One of the biggest jobs for managing agents and management companies is issuing service charge demands and securing prompt payment. This latest Brady Solicitors blog sets out a checklist of seven key points to help you make sure your service charge demands are correct.
As you will be aware, leaseholders may be able to withhold payment if their service charge demand is incorrect. Particularly in smaller developments, slow payment of a service charge from just one or two leaseholders can quickly impact on the standard of management or halt necessary works.
In our experience at Brady Solicitors, one of the main reasons for non-payment is an incorrect or non-compliant service charge demand, yet this is something that can be easily fixed.
Our property management lawyers work closely with management companies and managing agents to help them to perfect their service charge processes and support prompt payment.
The Brady Solicitors service charge demand checklist:
- Include the full name and address details of the landlord (freeholder) and state your address as well if you are collecting on their behalf.
- Ensure you include the name of the leaseholder and the address to which the invoice is served.
- Include a Summary of the Tenant’s Rights and Obligations Notice for service charges. There is also a separate set of Rights and Obligations for administration charges. (We often advocate combining them into a double-sided document to avoid sending out the wrong Summary.) Remember to use the latest version if the property is in Wales.

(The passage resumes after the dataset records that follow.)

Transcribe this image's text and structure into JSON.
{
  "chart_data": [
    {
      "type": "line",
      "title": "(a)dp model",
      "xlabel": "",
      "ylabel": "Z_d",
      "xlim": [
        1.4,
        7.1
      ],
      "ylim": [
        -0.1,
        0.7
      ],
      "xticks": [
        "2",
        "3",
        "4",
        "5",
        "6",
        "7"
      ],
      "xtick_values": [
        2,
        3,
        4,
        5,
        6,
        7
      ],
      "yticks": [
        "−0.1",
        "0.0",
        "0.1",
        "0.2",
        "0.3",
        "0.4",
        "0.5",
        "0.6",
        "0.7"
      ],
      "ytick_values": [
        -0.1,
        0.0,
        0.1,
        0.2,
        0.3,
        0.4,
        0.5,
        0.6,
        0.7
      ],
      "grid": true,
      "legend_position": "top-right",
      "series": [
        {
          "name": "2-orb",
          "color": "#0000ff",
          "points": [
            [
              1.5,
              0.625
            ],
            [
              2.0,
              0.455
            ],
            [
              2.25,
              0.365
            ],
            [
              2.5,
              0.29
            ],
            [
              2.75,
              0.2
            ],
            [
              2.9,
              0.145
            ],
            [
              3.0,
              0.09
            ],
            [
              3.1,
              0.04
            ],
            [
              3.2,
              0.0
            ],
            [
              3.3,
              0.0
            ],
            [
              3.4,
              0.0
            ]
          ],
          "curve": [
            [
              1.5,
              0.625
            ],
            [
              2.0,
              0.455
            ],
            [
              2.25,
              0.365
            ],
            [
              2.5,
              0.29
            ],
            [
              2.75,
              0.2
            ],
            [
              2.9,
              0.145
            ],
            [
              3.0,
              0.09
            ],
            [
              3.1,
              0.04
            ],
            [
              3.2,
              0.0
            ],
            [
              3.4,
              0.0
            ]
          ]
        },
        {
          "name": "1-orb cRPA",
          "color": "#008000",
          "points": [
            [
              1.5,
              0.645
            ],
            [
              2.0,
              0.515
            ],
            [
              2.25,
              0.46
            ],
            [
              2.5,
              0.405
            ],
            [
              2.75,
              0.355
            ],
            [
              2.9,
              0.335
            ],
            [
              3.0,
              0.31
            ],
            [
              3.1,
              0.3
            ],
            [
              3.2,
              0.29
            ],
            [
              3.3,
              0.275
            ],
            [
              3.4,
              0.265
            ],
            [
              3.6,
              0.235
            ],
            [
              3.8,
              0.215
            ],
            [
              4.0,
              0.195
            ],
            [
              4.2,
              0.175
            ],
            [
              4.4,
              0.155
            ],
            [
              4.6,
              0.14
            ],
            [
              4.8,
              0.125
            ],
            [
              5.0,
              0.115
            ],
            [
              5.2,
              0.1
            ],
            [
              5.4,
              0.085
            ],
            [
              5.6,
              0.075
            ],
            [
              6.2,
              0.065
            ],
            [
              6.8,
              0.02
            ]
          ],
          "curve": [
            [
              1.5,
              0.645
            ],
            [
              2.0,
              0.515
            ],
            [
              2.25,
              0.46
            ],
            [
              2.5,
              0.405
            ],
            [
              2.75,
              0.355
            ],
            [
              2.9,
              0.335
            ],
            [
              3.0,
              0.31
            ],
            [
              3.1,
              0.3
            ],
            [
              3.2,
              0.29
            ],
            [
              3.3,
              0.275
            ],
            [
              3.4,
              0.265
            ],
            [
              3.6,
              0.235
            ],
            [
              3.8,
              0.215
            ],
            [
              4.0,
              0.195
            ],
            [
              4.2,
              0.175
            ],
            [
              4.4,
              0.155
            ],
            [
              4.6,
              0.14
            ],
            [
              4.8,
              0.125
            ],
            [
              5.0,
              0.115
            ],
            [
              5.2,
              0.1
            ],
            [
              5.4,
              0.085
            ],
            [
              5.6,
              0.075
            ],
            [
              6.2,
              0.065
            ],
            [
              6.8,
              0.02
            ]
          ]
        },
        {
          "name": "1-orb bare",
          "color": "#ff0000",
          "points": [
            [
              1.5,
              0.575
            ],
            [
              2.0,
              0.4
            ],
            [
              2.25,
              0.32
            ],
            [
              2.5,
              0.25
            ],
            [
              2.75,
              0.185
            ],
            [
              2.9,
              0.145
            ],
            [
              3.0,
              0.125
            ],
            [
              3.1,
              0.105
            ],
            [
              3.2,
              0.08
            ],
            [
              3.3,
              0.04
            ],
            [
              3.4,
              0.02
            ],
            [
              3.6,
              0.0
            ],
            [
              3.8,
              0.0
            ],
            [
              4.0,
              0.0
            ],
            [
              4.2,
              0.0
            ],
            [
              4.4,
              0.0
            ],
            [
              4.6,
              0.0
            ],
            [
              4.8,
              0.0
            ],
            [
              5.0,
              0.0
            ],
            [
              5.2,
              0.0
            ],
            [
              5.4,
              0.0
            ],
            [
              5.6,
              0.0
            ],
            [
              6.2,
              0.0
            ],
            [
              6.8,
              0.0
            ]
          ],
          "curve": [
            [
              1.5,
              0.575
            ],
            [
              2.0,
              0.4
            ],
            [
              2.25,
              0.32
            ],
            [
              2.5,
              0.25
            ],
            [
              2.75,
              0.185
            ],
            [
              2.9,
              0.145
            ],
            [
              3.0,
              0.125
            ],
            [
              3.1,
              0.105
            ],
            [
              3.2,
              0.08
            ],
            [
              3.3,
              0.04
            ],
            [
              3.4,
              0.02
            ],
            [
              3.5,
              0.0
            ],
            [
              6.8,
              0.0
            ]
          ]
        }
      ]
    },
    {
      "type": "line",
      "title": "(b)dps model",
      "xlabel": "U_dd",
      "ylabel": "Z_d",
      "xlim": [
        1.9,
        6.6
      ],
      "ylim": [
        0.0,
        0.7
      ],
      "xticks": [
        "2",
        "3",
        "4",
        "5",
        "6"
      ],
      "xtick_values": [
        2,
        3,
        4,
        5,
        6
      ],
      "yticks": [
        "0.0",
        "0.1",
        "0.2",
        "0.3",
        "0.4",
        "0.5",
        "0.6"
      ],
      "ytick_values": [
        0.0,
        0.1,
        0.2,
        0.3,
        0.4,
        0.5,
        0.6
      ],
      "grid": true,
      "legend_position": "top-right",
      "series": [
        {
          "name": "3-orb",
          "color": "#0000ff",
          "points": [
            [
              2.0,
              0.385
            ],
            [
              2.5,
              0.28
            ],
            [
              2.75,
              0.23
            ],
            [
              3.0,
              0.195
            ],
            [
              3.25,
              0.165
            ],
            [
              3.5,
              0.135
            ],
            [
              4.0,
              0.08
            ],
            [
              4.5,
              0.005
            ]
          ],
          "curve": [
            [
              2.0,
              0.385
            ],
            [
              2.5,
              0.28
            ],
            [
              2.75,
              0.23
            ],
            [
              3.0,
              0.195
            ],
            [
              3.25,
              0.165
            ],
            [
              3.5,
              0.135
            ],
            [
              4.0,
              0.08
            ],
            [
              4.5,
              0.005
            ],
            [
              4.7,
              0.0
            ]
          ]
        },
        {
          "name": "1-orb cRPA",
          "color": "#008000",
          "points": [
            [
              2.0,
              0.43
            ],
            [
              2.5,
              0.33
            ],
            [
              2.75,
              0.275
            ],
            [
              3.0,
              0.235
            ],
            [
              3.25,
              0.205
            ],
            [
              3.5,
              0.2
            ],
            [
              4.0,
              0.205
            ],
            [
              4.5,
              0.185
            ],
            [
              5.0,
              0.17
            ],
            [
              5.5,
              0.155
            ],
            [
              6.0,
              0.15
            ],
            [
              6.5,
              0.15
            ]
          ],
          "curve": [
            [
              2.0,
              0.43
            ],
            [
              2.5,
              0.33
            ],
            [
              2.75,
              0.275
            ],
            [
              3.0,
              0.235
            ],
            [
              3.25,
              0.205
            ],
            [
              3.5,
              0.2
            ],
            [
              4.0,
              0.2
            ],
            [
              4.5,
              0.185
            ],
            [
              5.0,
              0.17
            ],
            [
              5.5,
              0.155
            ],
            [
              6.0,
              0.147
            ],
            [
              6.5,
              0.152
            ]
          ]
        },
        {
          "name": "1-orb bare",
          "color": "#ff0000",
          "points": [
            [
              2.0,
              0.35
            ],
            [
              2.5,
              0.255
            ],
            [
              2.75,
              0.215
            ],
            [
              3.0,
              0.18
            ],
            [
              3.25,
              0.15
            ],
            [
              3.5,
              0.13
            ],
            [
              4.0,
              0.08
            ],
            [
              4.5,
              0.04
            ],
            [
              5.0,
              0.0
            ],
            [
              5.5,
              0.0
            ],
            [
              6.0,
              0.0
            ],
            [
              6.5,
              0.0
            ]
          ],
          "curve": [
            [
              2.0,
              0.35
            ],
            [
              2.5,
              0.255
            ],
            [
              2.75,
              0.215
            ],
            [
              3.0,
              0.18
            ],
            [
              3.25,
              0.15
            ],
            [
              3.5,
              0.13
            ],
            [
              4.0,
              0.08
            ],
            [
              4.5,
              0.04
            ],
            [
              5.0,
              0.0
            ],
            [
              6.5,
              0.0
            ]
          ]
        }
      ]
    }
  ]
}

- Ensure you are sending the service charge invoice in accordance with what it says in the lease, for example if the payment is due in advance or arrears.
- Include an address for leaseholders to serve notices or complaints.
- If required by the lease, ensure the service charge accounts are certified by the correct person.
- Make sure the demand has been served within 18 months of the actual costs being incurred. If not, has the leaseholder been notified that these costs have been incurred and that they will be subsequently required to pay them?
Alongside getting the regulatory aspects correct, we would always advocate providing leaseholders with a clear and transparent breakdown of costs, so they can understand where their service charge contributions are going. This will help to reduce the number of queries and – importantly – the number of slow payers.